In 2012, after eight months of treating a 64-year-old Brazilian man for what doctors thought was visceral Leishmaniasis, with no response, the man died. Leishmania parasites were identified in the man along with two other parasites extracted from the patient's skin (LVH60a) and bone marrow (LVH60). Investigators decided to conduct whole genome sequencing on the parasites. The sequencing determined that neither of the parasites extracted were related to the Leishmania genus as suspected. Rather, these parasites were more closely related to a group of Crithidia parasites that exclusively infect insects and have not been known to infect humans until now . Crithidia parasites have been extensively studied due to their ability to infect the gut microbiome of bumble bees which has been linked to the rapid decline of several bumble bee species .
To determine the infectivity of the extracted parasite strains independent from the Leishmania parasites found in the individual, scientists injected the parasites into mice veins (intravenous) and under the skin of the ear. As a result of the intravenous injection, both strains were found in the liver and one of the two was found in the spleen (LVH60), but at very low rates compared to the Leishmania parasites. In the ear, however, the LVH60a parasite infection presented in a more severe and extensive injury than that caused by the Leishmania parasite.

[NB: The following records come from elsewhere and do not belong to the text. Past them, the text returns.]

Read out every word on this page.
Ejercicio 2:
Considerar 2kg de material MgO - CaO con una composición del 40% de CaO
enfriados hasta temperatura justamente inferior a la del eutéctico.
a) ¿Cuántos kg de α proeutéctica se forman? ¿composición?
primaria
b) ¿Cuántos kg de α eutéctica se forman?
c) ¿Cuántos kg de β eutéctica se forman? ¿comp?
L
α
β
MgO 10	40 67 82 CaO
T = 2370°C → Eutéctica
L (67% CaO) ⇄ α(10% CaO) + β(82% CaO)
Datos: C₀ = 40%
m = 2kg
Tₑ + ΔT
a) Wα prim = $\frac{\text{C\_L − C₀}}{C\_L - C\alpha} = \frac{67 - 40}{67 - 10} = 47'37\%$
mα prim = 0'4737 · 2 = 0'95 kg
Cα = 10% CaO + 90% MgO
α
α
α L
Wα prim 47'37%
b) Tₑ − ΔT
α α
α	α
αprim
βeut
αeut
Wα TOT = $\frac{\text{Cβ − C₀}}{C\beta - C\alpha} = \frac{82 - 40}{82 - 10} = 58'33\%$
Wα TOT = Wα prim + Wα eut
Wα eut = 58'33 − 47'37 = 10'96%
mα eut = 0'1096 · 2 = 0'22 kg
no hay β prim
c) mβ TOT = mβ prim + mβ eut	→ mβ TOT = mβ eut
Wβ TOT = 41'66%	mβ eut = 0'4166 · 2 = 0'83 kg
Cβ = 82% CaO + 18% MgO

This investigation marks the discovery of a potentially new emerging parasitic pathogen that is able to infect humans. Currently, Leishmaniasis is restricted to areas conducive to sand fly habitats, however, these Crithidia parasites have been found to infect sand flies as well as Anopheles and Culex mosquitos which could increase the potential geographic distribution of the disease. It is imperative to begin isolating the parasite from more vectors and individuals to track the true geographic distribution. Additionally, since there is no treatment for this parasitic disease, working to create diagnosis protocols to detect the presence in humans and testing drug susceptibility are necessary for control efforts to reduce the fatalities attributed to this new pathogen.